Highest point
- Elevation: 2,310 m (7,580 ft)
- Prominence: 90 m (300 ft)
- Parent peak: Mount Meringue
- Coordinates: 62°06′06″N 127°42′03″W﻿ / ﻿62.1018°N 127.7007°W

Geography
- Country: Canada
- Territory: Northwest Territories
- Parent range: Mackenzie Mountains
- Topo map: NTS 95L4 Mount Sir James MacBrien

Climbing
- First ascent: July 27, 1973 by Galen Rowell and party
- Easiest route: West Ridge

= Bustle Tower =

Mountain in Canada

Bustle Tower is a peak in the Cirque of the Unclimbables, Northwest Territories, Canada. The peak is on a ridge 3 kilometers to the southeast of Mount Meringue, its parent, and has an elevation of 2310 meters.

==Climbing history==
In July of 1973, climbers Galen Rowell, Harthon Bill, and Joe Bridges completed a first ascent of Bustle Tower via its western ridge.
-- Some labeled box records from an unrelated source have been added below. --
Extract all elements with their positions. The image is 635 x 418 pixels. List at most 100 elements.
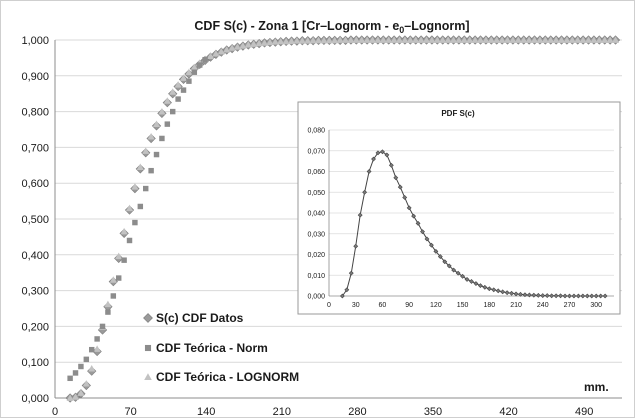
main-point-triangle <box>525 36 533 43</box>
main-point-triangle <box>131 183 139 190</box>
main-point-triangle <box>77 389 85 396</box>
pdf-point <box>397 184 403 190</box>
main-point-triangle <box>314 36 323 44</box>
main-point-square <box>170 108 176 115</box>
pdf-point <box>535 292 541 298</box>
inset-x-tick-label: 0 <box>327 302 331 309</box>
pdf-point <box>473 281 479 286</box>
main-point-triangle <box>379 36 387 43</box>
main-point-triangle <box>147 133 155 140</box>
main-y-tick-label: 0,200 <box>21 321 49 333</box>
main-point-square <box>153 151 160 158</box>
main-point-triangle <box>115 252 123 260</box>
main-point-triangle <box>536 36 544 43</box>
main-point-triangle <box>390 36 398 43</box>
main-point-triangle <box>433 36 441 43</box>
main-point-triangle <box>266 38 274 46</box>
inset-chart-title: PDF S(c) <box>441 109 475 118</box>
main-point-triangle <box>530 36 539 43</box>
pdf-point <box>339 293 345 299</box>
pdf-point <box>344 287 350 293</box>
main-point-triangle <box>169 88 177 95</box>
main-x-tick-label: 350 <box>424 406 442 418</box>
pdf-point <box>406 205 412 211</box>
main-point-triangle <box>385 36 393 43</box>
pdf-point <box>544 293 550 299</box>
main-point-square <box>148 167 154 174</box>
main-point-triangle <box>417 36 425 43</box>
main-y-tick-label: 1,000 <box>21 35 49 47</box>
main-axes <box>54 40 622 399</box>
pdf-point <box>433 248 439 254</box>
main-x-tick-label: 210 <box>273 406 291 418</box>
pdf-point <box>428 242 434 248</box>
main-y-tick-labels: 0,000 0,100 0,200 0,300 0,400 0,500 0,600 0,700… <box>21 35 49 405</box>
main-point-triangle <box>590 36 598 43</box>
main-point-square <box>89 346 95 353</box>
main-point-triangle <box>223 46 231 53</box>
pdf-point <box>380 149 385 155</box>
main-series-square <box>67 56 208 382</box>
main-point-triangle <box>179 74 188 81</box>
pdf-point <box>589 293 595 299</box>
main-point-triangle <box>363 36 371 43</box>
pdf-point <box>437 254 443 259</box>
pdf-point <box>353 243 359 249</box>
inset-series <box>339 149 608 299</box>
main-point-triangle <box>498 36 506 43</box>
main-point-triangle <box>574 36 582 43</box>
main-point-triangle <box>104 300 112 308</box>
main-x-tick-label: 490 <box>575 406 593 418</box>
legend-entry: S(c) CDF Datos <box>156 311 244 325</box>
main-point-triangle <box>444 36 452 43</box>
main-point-triangle <box>514 36 522 43</box>
inset-x-tick-labels: 0 30 60 90 120 150 180 210 240 270 300 <box>327 302 602 309</box>
main-point-triangle <box>163 97 171 104</box>
main-point-triangle <box>233 43 242 50</box>
main-x-tick-label: 280 <box>348 406 366 418</box>
pdf-point <box>411 213 417 219</box>
main-point-square <box>164 121 171 127</box>
main-point-triangle <box>152 120 161 128</box>
main-point-triangle <box>174 81 182 88</box>
main-point-square <box>94 336 100 342</box>
pdf-point <box>420 229 425 235</box>
main-point-square <box>78 363 84 370</box>
main-point-triangle <box>282 37 290 45</box>
pdf-point <box>415 220 421 226</box>
inset-y-tick-label: 0,020 <box>307 252 325 259</box>
main-point-square <box>159 135 165 142</box>
pdf-point <box>455 270 461 276</box>
main-point-square <box>132 219 138 226</box>
main-point-triangle <box>471 36 479 43</box>
pdf-point <box>366 169 372 174</box>
inset-y-tick-label: 0,080 <box>307 128 325 135</box>
pdf-point <box>482 284 488 290</box>
inset-y-tick-label: 0,060 <box>307 169 325 176</box>
inset-x-tick-label: 30 <box>352 302 360 309</box>
main-point-square <box>83 356 90 363</box>
main-point-triangle <box>271 38 279 45</box>
main-point-triangle <box>217 47 225 55</box>
main-point-square <box>126 237 133 244</box>
inset-y-tick-label: 0,010 <box>307 273 325 280</box>
pdf-point <box>451 267 457 273</box>
pdf-point <box>393 175 399 181</box>
main-point-square <box>175 96 181 102</box>
main-point-triangle <box>325 36 333 44</box>
pdf-point <box>357 212 363 218</box>
main-point-square <box>99 323 106 330</box>
pdf-point <box>384 152 390 158</box>
legend: S(c) CDF Datos CDF Teórica - Norm CDF Teór… <box>143 311 299 384</box>
main-point-triangle <box>66 394 74 401</box>
inset-x-tick-label: 150 <box>457 302 469 309</box>
main-point-triangle <box>428 36 436 43</box>
main-point-triangle <box>584 36 593 43</box>
pdf-point <box>553 293 559 299</box>
main-point-triangle <box>88 365 96 372</box>
inset-y-tick-label: 0,040 <box>307 211 325 218</box>
pdf-point <box>522 292 528 298</box>
main-point-triangle <box>557 36 566 43</box>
Rowell described the peak as a "steep, pointed tower directly behind Terrace Tower" and the had previously identified the west ridge as a viable route with "ledges and plenty of cracks" to facilitate the ascent. The team ascended the majority of the peak over a period of two days using a mixture of free and aid climbing, followed by a traversal of a knife edge ridge to a false summit, then ultimately a final climb to the true summit of the tower.

Several years after the first ascent, climbers Jaques Collar, Jacques Ramouillet, and Renzo Lorenzi completed a second ascent of the peak in July of 1977 via the southeast face. That same year, a team led by Erich Lackner ascended the peak for the first time by the southeast dihedral route.